Many have asked exactly what is wrong with McKay's heart. We have avoided going into a lot of detail because it is a combination of several complicated congenital heart defects that are extremely rare in and of themselves and even more so in McKay's combination. But for those of you who speak the language (or want to)...here's the report.
McKay's heart has been diagnosed with the following conditions:
- Double Inlet Left Ventricle
- Transposition of the Great Arteries (TGA)
- Ventricular Septal Defect (VSD)
- Pulmonary Artery Stenosis
It doesn't mean much to me either until you compare and see how different the anatomy of McKay's little thumper is to a normal heart:
The first, most obvious difference is that McKay's heart is positioned in a reverse direction from a normal heart. That's the dextrocardia. Secondly, you'll notice how McKay has only one bottom chamber into which both top chambers of the heart empty. That's the Double Inlet Left Ventricle. You'll also see how McKay is missing the descending piece of the Pulmonary Artery (PA). That's the Pulmonary Stenosis. The break in the separation between the two top chambers of McKay's heart (the RA and LA in the pic of the normal heart) is the septal defect. Finally, McKay's transposition of the great arteries means that the aorta and pulmonary artery are reversed. Individually all of these conditions are serious and require surgery early in life to survive. Together, they are fascinating and generate a fair amount of interest from the cardiology team at Primary's.
McKay's first surgery involved receiving a BT Shunt. There is a movie about the invention of this surgery called "Something the Lord Made," if you are really interested in learning more. It's quite an amazing story of intellect and courage. The surgery involved creating a temporary conduit between McKay's left innominate artery and his right pulmonary artery to create blood flow to the lungs. The artificial pathway they created is actually just a small tube made of gortex. I have no idea how someone could insert something so small into a space so tiny to do such a big job for McKay's heart.
Prior to the surgery, they gave McKay drugs called prostaglandins to keep a natural hole in the heart all babies have called a PDA from closing as it normally does when babies start to breath on their own. Lucky for McKay his PDA was larger than normal so it helped him to maintain well until surgery.
All in all, McKay is healing well and is far more brave than I would be in his place.
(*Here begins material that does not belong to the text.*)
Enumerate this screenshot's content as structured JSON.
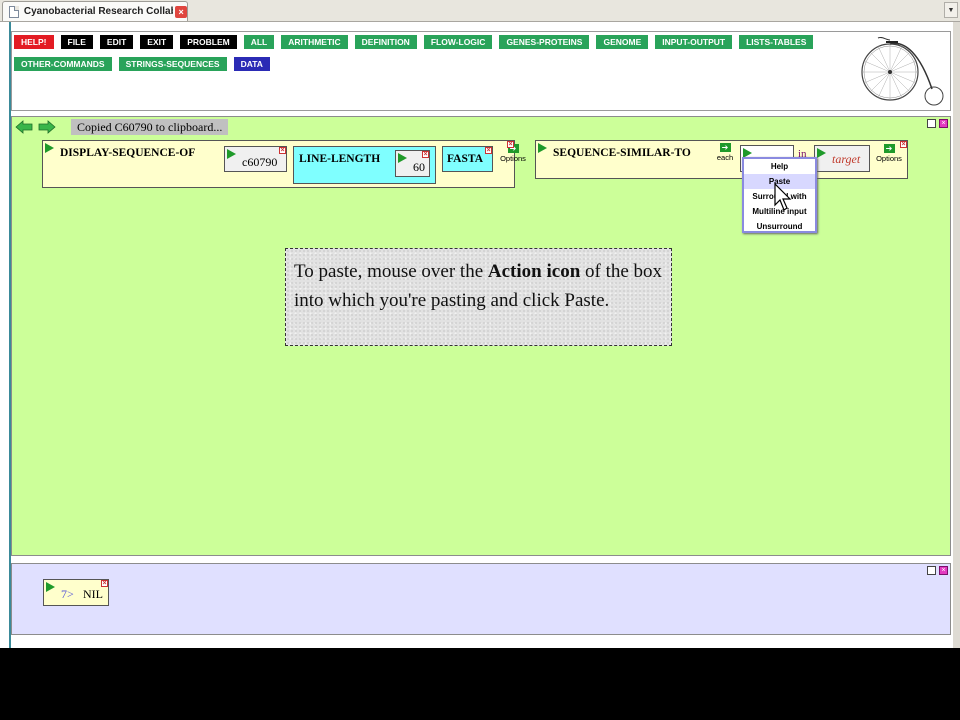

He will continue regular check ups with cardiologists who will watch his progress closely as he outgrows the shunt. They estimate he will need to embark on a more permanent fix about the time he doubles his birth weight at anywhere from 3-6 months of age. At that time he will undergo what's called a Glenn operation that will permanently connect/reroute blood flow from his superior vena cava to his pulmonary artery. They will also remove the BT shunt at that point.
The final operation will occur between 2-4 years old and is known as the Fontan. That surgery will permanently connect/reroute blood flow from the inferior vena cava to the pulmonary artery. I can't imagine how hard it will be to walk him into that experience knowing what we're in for. When all is said and done McKay's heart will only have to do half the work of a normal heart. His new plumbing will automatically reroute unoxygenated blood from his body directly into his lungs. Once oxygenated, the blood will flow to the heart where it will be pumped to the rest of his body. Pretty amazing stuff, huh?
So there you have it. Hopefully that answered some of your questions. Here's to gifted surgeons, steady hands and living at a time when we are blessed with brilliant medicine. I don't exactly know how to thank someone for dedicating their life to learning and perfecting techniques that will save my child, but I am indeed grateful to have that problem and will do all I can to make sure the Lord and the doctors He has led us to understand how truly thankful we are.